Archivio, la Procura verso la superperizia. Denuncia: nessuno sapeva che il gas era letale

Sarà un esame tecnico a valutare il funzionamento dell'impianto. Le vittime non sapevano cosa li aspettava: nessuno, confermano tutti, avrebbe mai detto che il gas poteva diventava mortale

GAS_33752901_095256

GAS_33752901_095256

Arezzo, 25 settembre 2018 - Sarà una superperizia a sbrogliare i nodi, ancora intricatissimi, della tragedia all’archivio di stato, dei due morti asfissiati dal gas Argon del sistema anti-incendio. E’ la novità che emerge nel giorno in cui trapelano gli ultimi nomi nella lista degli indagati, anticipata domenica da La Nazione, e in cui si svolge l’autopsia che conferma (ma non c’erano molti dubbi) come Piero Bruni, 59 anni, e Filippo Bagni, 55, siano crollati senza vita per aver respirato una miscela priva d’ossigeno e satura di gas letale.

Loro, però, non lo sapevano del destino al quale andavano incontro scendendo le scale e aprendo la porta dei bugigattolo con le bombole dell’Argon. Lo dicono i colleghi, lo conferma un anonimo funzionario dell’ufficio: «Non lo sa nessuno in tutta Italia». Pare che la questione della pericolosità dell’Argon, la sua natura assassina in certe concentrazioni, non sia mai stata affrontata nei corsi di formazione che pure si svolgevano regolarmente.

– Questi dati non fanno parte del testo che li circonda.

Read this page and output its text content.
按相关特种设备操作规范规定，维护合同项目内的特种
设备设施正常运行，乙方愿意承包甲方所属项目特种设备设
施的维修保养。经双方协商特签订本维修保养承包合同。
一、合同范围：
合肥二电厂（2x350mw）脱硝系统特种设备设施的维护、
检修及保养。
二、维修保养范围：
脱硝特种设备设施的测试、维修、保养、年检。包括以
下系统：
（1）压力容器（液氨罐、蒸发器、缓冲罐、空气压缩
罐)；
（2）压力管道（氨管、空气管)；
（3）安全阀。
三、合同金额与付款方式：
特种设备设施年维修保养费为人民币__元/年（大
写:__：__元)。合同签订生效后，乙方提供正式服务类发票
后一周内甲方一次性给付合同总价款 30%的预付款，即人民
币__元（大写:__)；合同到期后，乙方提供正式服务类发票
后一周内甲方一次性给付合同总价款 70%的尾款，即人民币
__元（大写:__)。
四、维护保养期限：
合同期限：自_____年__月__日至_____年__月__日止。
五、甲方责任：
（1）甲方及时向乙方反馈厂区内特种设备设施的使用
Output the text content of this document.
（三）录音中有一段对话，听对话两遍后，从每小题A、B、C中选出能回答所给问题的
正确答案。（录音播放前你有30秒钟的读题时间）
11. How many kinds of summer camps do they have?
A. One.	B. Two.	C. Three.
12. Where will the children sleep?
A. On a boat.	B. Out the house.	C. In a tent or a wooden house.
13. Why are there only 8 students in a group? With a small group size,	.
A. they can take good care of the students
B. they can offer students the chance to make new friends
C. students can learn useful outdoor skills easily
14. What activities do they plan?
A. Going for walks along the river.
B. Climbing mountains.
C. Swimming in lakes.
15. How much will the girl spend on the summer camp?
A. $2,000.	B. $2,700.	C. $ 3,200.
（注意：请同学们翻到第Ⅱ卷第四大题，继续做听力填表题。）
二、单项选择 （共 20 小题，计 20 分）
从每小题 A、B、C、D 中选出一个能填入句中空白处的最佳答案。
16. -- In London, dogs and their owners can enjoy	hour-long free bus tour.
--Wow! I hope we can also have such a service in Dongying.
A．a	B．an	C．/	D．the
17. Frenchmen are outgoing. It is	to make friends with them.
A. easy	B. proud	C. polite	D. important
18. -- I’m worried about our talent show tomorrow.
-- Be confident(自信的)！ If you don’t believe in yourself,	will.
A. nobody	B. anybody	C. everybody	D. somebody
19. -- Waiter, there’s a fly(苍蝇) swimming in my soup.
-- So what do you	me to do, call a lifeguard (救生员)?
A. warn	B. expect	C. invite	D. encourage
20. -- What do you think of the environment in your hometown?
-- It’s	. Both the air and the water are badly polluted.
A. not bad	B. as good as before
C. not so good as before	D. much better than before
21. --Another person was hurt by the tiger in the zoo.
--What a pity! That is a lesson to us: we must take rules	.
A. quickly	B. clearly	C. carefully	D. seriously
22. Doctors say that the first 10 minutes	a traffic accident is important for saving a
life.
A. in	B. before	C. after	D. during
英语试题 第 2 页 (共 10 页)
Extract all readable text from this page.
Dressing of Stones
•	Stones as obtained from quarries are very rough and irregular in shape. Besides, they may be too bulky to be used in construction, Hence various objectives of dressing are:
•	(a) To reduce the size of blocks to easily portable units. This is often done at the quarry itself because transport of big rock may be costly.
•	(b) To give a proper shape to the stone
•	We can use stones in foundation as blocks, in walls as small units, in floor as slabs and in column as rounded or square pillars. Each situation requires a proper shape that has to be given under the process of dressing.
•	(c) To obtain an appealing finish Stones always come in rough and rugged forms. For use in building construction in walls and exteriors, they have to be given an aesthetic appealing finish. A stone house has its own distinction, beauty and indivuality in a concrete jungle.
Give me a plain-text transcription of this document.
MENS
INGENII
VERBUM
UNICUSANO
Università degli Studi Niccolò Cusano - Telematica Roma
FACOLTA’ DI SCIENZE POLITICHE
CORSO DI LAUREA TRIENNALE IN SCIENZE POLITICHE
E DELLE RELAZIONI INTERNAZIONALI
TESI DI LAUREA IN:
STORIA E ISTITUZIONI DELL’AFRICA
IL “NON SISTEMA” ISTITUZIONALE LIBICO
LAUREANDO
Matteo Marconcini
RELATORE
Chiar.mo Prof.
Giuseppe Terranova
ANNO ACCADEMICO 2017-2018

C’era un’informazione, anche dettagliata, su come funzionava l’allarme anti-incendio, c’era la ripetizione costante della direttiva di sicurezza, secondo cui, in caso di fuoco tutti dovevano concentrarsi in un punto di ritrovo e poi uscire ordinatamente, aspettando l’intervento della ditta di manutenzione, la Remas, e dei vigili del fuoco. C’era anche una spiegazione sommaria sul modo in cui agiva l’Argon, cadendo dall’alto verso il basso e bruciando l’ossigeno, alimento del fuoco, ma nessuno avrebbe mai detto che il gas in certe concentrazioni diventava mortale

Pare poi che il piano di sicurezza non contemplasse lo scenario del falso allarme o presunto tale. Per cui, quando è scattato l’antiincendio ci si è mossi un po’ all’impronta piuttosto che seguire regole codificate. E’ potuto succedere così che Piero e Filippo siano scesi giù, probabilmente senza intuire il rischio di respirare una miscela mortale.

Ma perchè l’allarme è scattato nonostante fosse prevista la conferma di un secondo sensore, quindi con un sistema di sicurezza rafforzato? Perchè il gas invece di incanalarsi nei tubi verso i piani superiori si è sprigionato nello scantinato delle bombole? Perchè insomma si è verificato quello che a tutti gli effetti sembra un doppio malfunzionamento? Sarà questo appunto l’oggetto della superperizia che il Pm Laura Taddei sarebbe intenzionato ad affidare ad esperti di comprovata esperienza, come lasciano trapelare fonti giudiziarie.

C’è stato un difetto di progettazione, costruzione o manutenzione? Le bombole avevano una perdita o uno dei tubi si era intasato rimandando indietro il gas verso il bugigattolo della morte? Sono tutte domande cui solo i tecnici possono rispondere. Intanto, si completa l’elenco degli avvisi di garanzia. Insieme al direttore Claudio Saviotti («Non dico niente, solo che mi girano i corbelli non per me ma per due che sono morti e forse sarebbero vivi se fossero stati dei lavativi»), difeso da Roberto e Simone De Fraja, e al titolare della ditta di manutenzione, Maurizio Morelli (avvocato Monica Tucci), ci sono il geometra Gianfranco Conti, assistiito da Tiberio Baroni, cui la Remas di Morelli si era affidata per una consulenza regolarmente fatturata, e due tecnici della Igeam di Roma, società di fama nel campo della protezione ambientale, cui il ministero si è affidato per la formazione: sono Monica Scirpa, e Alessio Vannaroni.